The question of identity is crucial in the present time, and of deep concern to every man and nation. One's identity is strenuously guarded and enthusiastically perpetuated across generations. There was a time when identity was not problematic because people lived in isolation, independence and self-sufficiency and so identity was not threatened. The situation has changed. While there is force or dominance by one social group over the other, there is also stiff resistance. Further, while there is on the one hand an easy and smooth absorption into another, on the other hand, there are societies which are becoming self-assertive of their ethnic pride and potentialities. In such circumstances people want to exist with a name and dignity. The indigenous societies in India and the entire world over are aspiring to do so by asserting themselves in the modern society. Nagas are indigenous people living in the Northeast of India. From time immemorial, the Nagas had been inhabiting the Naga Hills as a nation. They have a distinct character, customs, rituals and style of life with geographical, historical, ethnological, linguistic and other features. The ethnic identity of the Nagas was not a problem until the arrival of the British imperialistic power in the 19th century. The British, for their own administrative convenience, divided the Naga territory into various parts without the consent of the Nagas. In the process, a big chunk of the Nagas territory was gifted to the Burma as a present and left the remaining part in India.

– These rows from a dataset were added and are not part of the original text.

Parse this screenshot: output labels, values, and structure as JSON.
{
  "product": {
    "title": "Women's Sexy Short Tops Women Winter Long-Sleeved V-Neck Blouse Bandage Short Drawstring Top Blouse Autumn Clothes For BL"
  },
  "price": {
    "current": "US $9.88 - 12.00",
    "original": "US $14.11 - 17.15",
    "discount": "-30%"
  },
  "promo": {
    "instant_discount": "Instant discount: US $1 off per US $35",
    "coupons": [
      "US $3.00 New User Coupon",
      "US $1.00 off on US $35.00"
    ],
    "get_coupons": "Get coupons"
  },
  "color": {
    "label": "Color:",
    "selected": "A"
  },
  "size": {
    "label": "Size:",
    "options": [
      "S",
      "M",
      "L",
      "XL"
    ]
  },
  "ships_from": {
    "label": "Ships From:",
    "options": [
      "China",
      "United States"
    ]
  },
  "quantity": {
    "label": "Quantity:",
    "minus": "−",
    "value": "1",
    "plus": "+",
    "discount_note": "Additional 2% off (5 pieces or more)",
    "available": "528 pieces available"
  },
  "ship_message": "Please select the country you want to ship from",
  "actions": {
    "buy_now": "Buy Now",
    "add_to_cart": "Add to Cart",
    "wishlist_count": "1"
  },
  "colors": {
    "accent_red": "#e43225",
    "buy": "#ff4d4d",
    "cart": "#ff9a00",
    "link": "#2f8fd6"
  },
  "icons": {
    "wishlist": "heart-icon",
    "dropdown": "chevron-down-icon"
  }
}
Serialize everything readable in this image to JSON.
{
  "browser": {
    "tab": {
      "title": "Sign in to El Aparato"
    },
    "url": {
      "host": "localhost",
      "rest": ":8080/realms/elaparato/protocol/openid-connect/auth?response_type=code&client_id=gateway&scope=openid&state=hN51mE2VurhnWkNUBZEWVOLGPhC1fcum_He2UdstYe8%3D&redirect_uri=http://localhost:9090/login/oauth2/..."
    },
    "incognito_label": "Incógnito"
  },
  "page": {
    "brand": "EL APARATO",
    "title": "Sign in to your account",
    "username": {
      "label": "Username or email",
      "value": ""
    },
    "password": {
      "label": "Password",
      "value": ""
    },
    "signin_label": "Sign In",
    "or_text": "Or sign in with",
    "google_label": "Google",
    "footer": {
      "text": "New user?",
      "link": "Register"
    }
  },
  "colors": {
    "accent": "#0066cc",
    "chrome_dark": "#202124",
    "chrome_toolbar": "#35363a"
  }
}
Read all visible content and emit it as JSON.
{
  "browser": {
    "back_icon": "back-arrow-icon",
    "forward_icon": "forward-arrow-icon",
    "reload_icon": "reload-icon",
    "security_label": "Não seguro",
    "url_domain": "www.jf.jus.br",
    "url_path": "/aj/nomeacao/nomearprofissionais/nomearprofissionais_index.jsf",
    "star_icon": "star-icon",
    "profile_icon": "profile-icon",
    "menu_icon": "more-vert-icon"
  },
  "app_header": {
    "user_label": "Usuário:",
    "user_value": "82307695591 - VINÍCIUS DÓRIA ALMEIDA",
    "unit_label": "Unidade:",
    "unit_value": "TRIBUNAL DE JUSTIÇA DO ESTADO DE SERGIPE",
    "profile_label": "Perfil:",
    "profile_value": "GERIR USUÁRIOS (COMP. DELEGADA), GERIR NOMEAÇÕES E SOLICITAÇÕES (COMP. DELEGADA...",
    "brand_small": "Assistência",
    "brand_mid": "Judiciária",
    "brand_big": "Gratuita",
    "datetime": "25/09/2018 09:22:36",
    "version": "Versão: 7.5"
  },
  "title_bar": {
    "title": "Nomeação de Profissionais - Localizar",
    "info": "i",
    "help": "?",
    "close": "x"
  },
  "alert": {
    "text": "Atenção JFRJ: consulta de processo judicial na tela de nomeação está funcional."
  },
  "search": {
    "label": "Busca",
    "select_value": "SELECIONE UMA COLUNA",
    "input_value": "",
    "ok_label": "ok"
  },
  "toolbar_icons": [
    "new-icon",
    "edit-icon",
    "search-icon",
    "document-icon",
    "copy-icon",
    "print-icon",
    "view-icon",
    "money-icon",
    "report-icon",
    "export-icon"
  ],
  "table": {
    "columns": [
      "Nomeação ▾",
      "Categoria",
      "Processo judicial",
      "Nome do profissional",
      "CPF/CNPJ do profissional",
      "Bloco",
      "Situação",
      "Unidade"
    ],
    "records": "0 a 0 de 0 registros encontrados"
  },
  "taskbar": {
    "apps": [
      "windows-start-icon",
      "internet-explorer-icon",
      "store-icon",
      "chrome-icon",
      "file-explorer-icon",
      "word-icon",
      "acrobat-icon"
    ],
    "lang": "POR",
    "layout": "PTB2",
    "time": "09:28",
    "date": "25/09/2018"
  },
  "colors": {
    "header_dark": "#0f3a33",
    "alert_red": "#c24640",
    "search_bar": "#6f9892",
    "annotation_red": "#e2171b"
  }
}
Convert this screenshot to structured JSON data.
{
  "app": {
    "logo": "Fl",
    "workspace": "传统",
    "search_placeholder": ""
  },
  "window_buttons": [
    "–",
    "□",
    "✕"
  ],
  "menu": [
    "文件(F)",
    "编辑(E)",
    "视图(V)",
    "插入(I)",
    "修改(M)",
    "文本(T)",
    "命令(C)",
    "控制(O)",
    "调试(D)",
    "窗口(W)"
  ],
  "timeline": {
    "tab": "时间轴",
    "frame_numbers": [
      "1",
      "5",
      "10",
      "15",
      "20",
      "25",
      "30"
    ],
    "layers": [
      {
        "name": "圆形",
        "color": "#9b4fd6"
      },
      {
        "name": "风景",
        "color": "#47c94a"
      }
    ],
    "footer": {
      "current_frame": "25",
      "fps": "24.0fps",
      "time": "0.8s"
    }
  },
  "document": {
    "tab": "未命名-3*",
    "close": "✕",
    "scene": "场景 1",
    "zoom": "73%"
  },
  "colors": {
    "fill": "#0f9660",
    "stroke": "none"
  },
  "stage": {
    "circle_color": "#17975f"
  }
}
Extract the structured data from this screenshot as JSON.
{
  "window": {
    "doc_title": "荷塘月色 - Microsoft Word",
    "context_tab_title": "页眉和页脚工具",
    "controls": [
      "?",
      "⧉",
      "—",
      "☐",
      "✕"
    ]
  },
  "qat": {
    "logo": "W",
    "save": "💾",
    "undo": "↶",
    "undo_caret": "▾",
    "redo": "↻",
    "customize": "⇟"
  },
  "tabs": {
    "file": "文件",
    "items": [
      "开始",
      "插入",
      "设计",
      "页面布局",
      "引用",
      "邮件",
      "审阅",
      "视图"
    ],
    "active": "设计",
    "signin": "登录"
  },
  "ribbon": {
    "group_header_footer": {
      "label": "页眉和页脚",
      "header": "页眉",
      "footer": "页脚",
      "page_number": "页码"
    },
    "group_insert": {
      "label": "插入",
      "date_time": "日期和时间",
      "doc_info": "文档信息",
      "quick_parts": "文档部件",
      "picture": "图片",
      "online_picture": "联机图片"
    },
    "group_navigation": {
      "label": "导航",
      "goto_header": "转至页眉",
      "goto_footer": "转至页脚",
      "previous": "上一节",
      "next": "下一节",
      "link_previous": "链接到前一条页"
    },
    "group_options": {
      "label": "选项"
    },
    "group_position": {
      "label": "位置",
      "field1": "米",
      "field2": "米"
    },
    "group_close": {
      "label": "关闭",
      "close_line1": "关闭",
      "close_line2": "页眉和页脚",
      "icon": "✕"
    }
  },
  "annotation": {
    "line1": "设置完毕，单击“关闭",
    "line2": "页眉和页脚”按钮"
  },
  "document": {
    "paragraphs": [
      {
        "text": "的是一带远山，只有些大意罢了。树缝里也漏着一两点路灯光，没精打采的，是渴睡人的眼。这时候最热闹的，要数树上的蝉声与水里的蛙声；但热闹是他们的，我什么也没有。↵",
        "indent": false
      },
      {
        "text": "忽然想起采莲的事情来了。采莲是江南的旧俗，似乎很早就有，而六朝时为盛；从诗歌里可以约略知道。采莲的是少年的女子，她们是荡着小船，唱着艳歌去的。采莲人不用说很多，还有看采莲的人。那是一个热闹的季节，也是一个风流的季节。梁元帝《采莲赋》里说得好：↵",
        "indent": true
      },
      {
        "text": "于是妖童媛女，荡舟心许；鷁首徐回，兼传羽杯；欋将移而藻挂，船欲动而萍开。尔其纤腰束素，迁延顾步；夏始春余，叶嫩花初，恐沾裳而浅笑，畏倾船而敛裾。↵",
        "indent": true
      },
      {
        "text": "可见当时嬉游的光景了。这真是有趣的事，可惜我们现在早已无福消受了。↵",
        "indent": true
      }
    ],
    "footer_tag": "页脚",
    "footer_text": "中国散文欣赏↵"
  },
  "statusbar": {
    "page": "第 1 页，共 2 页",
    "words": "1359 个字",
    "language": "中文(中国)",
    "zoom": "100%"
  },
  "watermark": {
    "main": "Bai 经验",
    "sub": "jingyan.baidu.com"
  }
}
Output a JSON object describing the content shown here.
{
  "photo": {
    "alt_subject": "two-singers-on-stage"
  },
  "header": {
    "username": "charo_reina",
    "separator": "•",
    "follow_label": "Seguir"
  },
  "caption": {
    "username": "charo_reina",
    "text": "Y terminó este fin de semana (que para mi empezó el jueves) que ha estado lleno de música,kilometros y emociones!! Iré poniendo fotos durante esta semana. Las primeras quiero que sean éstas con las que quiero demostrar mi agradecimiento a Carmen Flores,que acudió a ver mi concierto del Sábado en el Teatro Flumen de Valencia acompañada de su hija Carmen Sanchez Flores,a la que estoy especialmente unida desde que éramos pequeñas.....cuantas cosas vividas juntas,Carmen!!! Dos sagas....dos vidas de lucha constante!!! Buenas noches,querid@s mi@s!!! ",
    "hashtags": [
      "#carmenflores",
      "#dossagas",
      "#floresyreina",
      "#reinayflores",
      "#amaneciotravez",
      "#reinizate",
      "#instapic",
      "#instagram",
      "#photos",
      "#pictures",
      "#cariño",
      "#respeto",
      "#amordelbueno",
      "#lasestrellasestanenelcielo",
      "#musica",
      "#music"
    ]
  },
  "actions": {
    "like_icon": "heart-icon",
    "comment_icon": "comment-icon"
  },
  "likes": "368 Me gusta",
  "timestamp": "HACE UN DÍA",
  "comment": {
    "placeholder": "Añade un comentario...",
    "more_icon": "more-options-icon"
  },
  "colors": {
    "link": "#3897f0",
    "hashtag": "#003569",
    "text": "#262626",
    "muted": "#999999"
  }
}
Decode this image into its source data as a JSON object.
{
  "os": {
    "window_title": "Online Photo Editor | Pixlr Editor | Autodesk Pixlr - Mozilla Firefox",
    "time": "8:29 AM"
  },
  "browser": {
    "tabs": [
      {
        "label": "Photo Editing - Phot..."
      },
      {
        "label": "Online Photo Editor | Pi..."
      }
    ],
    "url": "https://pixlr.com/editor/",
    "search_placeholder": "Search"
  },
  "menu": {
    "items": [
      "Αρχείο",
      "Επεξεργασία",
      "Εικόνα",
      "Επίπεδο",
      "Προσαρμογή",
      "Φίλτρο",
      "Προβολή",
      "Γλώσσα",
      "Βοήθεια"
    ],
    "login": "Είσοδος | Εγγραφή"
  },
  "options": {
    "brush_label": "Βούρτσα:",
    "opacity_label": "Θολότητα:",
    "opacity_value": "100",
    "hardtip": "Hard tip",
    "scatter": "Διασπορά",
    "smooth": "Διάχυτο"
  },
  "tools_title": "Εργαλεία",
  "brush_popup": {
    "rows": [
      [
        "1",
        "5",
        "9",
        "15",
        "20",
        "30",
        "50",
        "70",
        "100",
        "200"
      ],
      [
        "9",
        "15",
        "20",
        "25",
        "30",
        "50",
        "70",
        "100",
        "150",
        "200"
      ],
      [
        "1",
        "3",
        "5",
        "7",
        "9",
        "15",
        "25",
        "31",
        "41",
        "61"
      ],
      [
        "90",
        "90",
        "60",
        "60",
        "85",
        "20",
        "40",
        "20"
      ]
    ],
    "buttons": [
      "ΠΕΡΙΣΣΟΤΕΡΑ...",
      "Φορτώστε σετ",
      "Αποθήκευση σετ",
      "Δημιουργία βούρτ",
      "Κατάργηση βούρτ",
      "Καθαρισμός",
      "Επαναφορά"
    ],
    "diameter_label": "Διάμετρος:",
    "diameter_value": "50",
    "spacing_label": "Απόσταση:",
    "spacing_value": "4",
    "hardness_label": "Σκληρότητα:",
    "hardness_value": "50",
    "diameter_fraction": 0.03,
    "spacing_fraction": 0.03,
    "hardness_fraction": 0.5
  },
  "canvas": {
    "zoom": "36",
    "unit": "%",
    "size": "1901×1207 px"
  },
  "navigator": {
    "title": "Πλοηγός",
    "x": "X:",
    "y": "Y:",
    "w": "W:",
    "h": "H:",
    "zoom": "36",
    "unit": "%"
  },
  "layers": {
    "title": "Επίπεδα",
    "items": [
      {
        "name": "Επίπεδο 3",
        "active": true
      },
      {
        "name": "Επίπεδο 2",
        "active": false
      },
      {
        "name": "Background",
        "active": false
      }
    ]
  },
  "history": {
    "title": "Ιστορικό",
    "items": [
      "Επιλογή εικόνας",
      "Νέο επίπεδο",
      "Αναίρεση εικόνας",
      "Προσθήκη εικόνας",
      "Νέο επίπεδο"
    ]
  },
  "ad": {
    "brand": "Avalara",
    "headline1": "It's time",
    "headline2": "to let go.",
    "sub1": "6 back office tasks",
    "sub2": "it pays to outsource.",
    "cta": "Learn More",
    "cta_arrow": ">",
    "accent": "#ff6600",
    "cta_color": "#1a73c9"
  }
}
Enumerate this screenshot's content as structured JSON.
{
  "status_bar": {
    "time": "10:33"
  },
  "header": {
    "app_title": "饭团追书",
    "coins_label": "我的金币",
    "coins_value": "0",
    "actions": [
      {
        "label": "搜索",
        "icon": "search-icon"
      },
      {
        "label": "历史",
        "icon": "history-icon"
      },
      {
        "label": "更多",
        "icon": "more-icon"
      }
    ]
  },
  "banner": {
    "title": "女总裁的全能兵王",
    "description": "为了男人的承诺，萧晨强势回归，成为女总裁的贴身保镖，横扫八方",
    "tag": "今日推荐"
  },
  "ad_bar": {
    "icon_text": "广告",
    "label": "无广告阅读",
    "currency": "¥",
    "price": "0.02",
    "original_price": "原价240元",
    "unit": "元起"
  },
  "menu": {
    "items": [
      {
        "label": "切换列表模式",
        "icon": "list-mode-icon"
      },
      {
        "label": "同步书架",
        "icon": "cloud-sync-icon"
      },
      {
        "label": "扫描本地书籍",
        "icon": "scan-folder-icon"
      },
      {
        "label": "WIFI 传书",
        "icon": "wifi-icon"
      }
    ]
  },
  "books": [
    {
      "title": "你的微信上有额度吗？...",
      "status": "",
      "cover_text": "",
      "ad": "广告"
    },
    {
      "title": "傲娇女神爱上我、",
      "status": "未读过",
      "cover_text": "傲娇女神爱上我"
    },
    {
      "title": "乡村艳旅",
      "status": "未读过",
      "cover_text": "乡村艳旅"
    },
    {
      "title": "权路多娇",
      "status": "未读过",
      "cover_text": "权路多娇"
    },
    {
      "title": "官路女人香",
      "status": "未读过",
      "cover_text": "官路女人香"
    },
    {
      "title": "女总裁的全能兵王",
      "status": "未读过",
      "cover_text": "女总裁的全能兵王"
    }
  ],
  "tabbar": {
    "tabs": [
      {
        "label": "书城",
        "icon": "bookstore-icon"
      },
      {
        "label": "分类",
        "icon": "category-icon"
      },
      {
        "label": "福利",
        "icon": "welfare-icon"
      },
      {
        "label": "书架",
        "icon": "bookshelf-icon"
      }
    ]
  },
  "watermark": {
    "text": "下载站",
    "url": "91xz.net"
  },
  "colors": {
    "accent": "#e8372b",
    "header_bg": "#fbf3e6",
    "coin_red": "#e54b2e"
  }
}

Paper 4: Ethnic Identity of the Buddhists in Pune

Anjali Kurane, University of Pune

Ethnic identity and social mobility are interrelated. Bhat says: "Ethnicity has emerged as a powerful instrument for achievement and mobility in contemporary societies." Ethnicity is the sense of ethnic identity. It is an accurate appreciation of ethnic identity. Ethnic identity is the root from where ethnicity arises. Ethnic identity plays a crucial role in bringing about social mobility of a community on which interaction takes place. Social mobility is the movement of an individual or groups, from one social position to another. It is a change in social object of value, beliefs, anything that has been created or modified by human activity. It is a change in one's education, occupation, income, economic change in conditions, prestige, status, power and wealth. It changes a person's overall social position. Rao (1984's vii), in his Foreword to Bhat's study, says: "Ethnic identity is a significant unit of operation in educational, economic, and political field, which leads to social mobility of the community." In the present study, I have examined the relationship between ethnic identity of the Buddhists in Pune and the consequent social mobility of the community. The present investigation concludes that the maintenance of ethnic identity has become a strong basis for social mobility of the Buddhists, in Pune. Assertion of a new identity contributed to lessening of the social disabilities, dis-privileges and oppression experienced by the Mahars in the Indian social system and led to certain upward social mobility.